Dominique Pelicot erhielt die Höchststrafe und muss für 20 Jahre ins Gefängnis. Der Prozess hat die Aufmerksamkeit gegenüber sexueller Gewalt erhöht.

Paris, 23. November: eine Unterstützerin von Gisèle Pelicot am Tag zur Beseitung der Gewalt gegen Frauen Foto: Abdul Saboor/reuters

D as klingt gerechtfertigt: Höchststrafe. 20 Jahre muss Dominique Pelicot, der Hauptangeklagte im sogenannten Prozess von Avignon, hinter Gitter. Danach will die Justiz über eine anschließende Sicherungsverwahrung entscheiden. Pelicot wird also vielleicht nie wieder auf freiem Fuß sein. Damit reizte das Gericht den Strafrahmen für den Mann wegen Vergewaltigung in rund 200 Fällen, begangen an seiner Ex-Frau Gisèle Pelicot, komplett aus.

Und doch mögen diese 20 Jahre Gefängnis vielen Menschen, vor allem Frauen, nicht ausreichen. Denn das, was der Täter, der sich im Prozess selbst als Vergewaltiger titulierte (ob wahrhaft reumütig, weiß nur er allein), seiner Frau angetan hat, ist mit keiner Strafe abgegolten. Pelicot hat um sich herum ein wahres Vergewaltigernetzwerk aufgebaut, 50 andere Täter müssen jeweils für 3 bis 15 Jahre ins Gefängnis. Und es sind längst nicht alle beteiligten Männer ermittelt und vor Gericht gestellt, möglicherweise kommen manche Täter sogar davon. Das ist bitter, desillusionierend und zutiefst ungerecht.

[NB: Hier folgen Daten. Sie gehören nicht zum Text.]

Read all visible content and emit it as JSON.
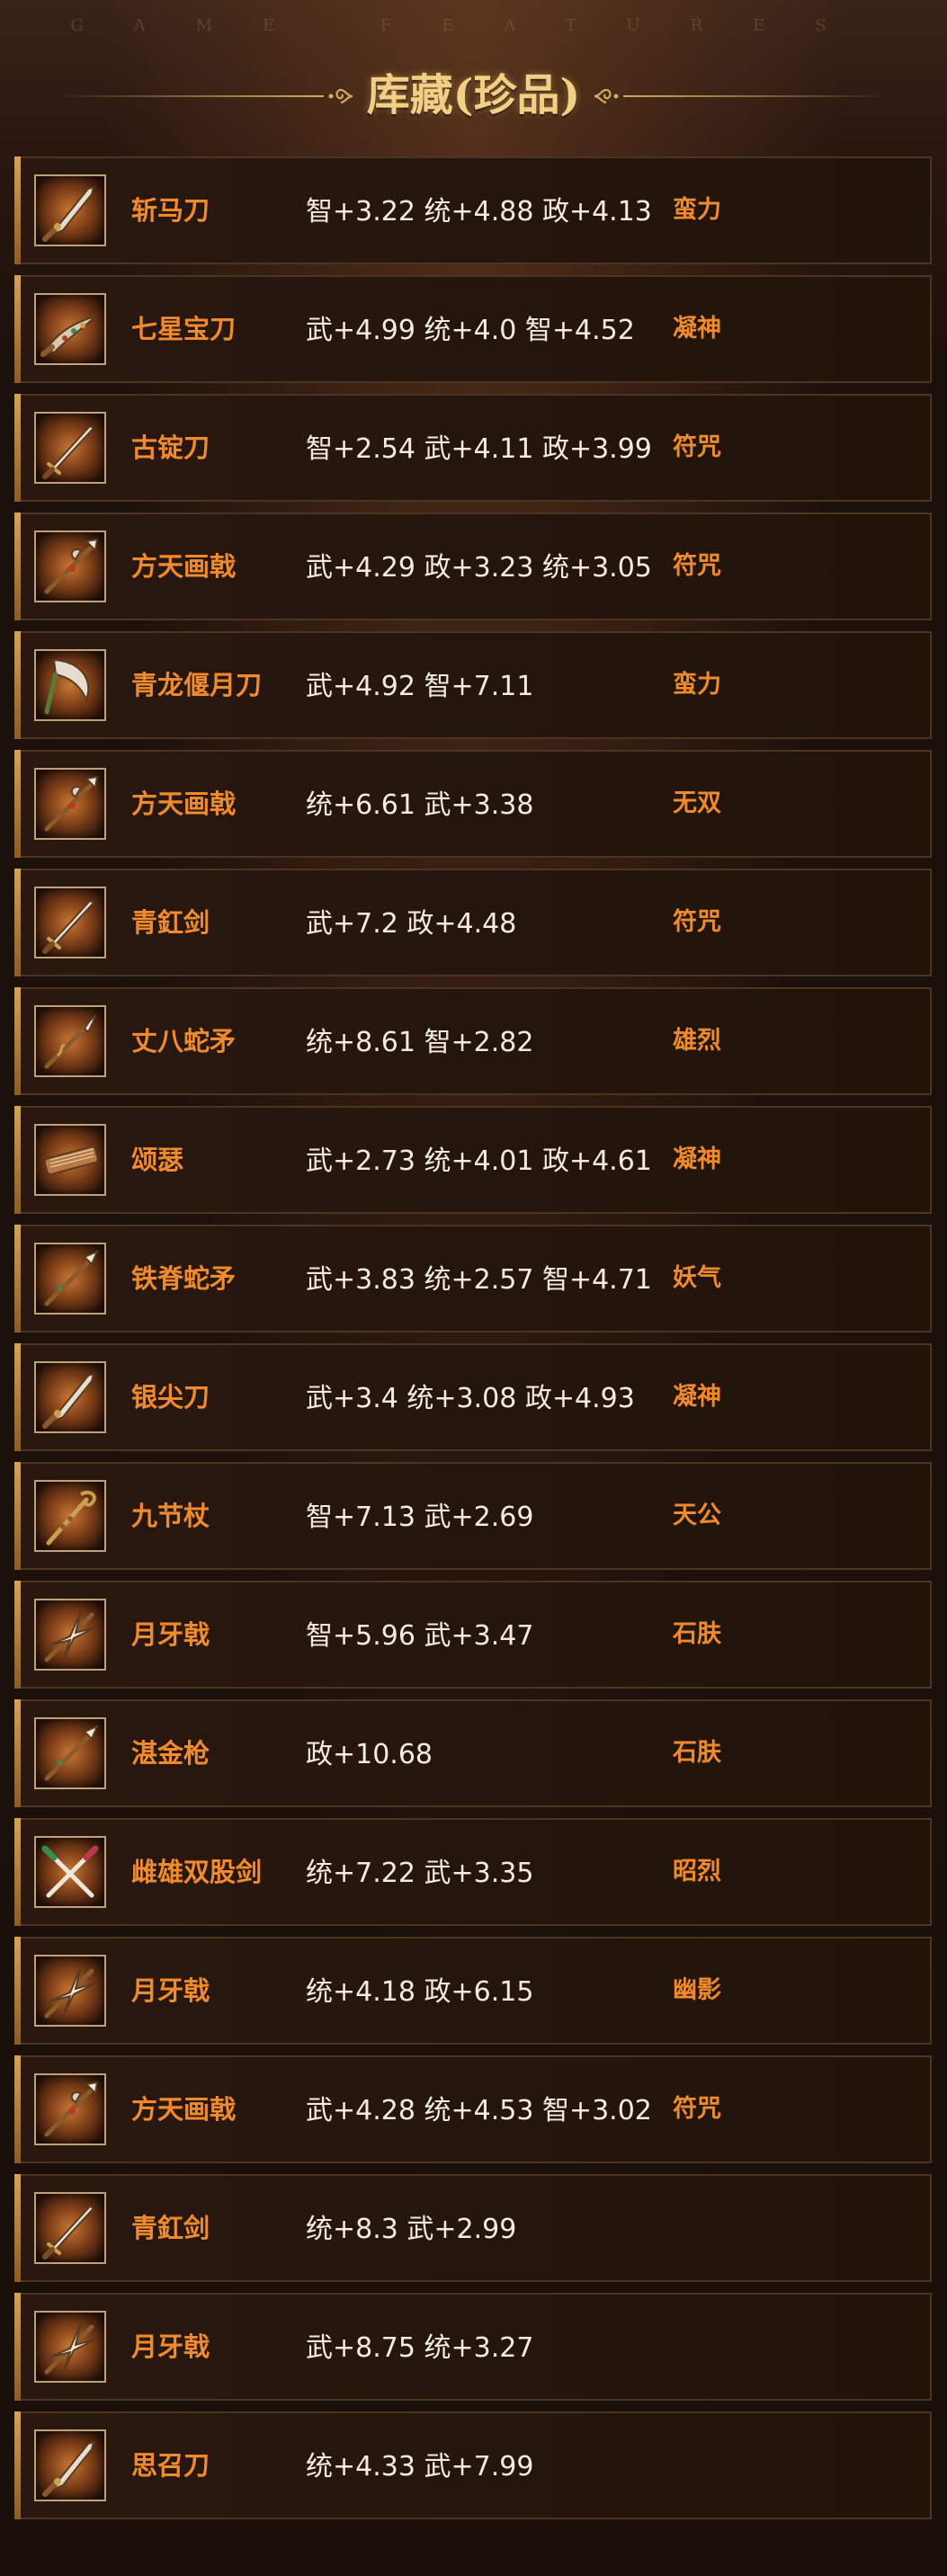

Und doch ist diesem Prozess, der wegen der Brutalität der Taten und der Skrupellosigkeit der Täter weltweit Aufmerksamkeit erregte, etwas Positives abzugewinnen: Es ist durch die breite öffentliche Debatte deutlich geworden, dass diese Massenvergewaltigung stellvertretend für viele andere Massenvergewaltigungen steht, die es – ja, davon darf man ausgehen – in jeder anderen Ecke der Welt so oder ähnlich gibt. Im Grunde hat die 2017 gestartete Kampagne, die mit dem Hashtag #MeToo verbunden ist, gerade erst richtig begonnen. Manche sehen durch den Prozess bereits einen Paradigmenwechsel angestoßen.

Das ist ein großes Wort, und man hofft, dass der „Fall Pelicot“ eine gesellschaftliche Wirkung entfaltet, die jedem Mann klar vor Augen führt, was sexuelle Gewalt bedeutet. Die jeden Mann eher zögern lässt, wenn er sich einer Frau nähert. Eine solche Wirkung könnte auch „Ja heißt Ja“ heißen, also die positive Umkehr der Formel „Nein heißt Nein“, die 2016 in das deutsche Sexualstrafrecht Eingang fand. Oder anders ausgedrückt: Nur ein ausdrückliches Ja berechtigt zum Sex. Das mag manchen umständlich und als „die Sittenpolizei unterm Bett“ erscheinen. Doch der Prozess von Avignon hat einmal mehr gezeigt, dass es nicht genug Vorsichtsmaßnahmen gegen sexuelle Gewalt geben kann.

Trotz der gestiegenen Aufmerksamkeit gegenüber Alltagssexismus und Misogynie, die dieser Prozess zutage brachte, sollte keine Frau davon ausgehen, dass die Welt jetzt für sie sicherer ist.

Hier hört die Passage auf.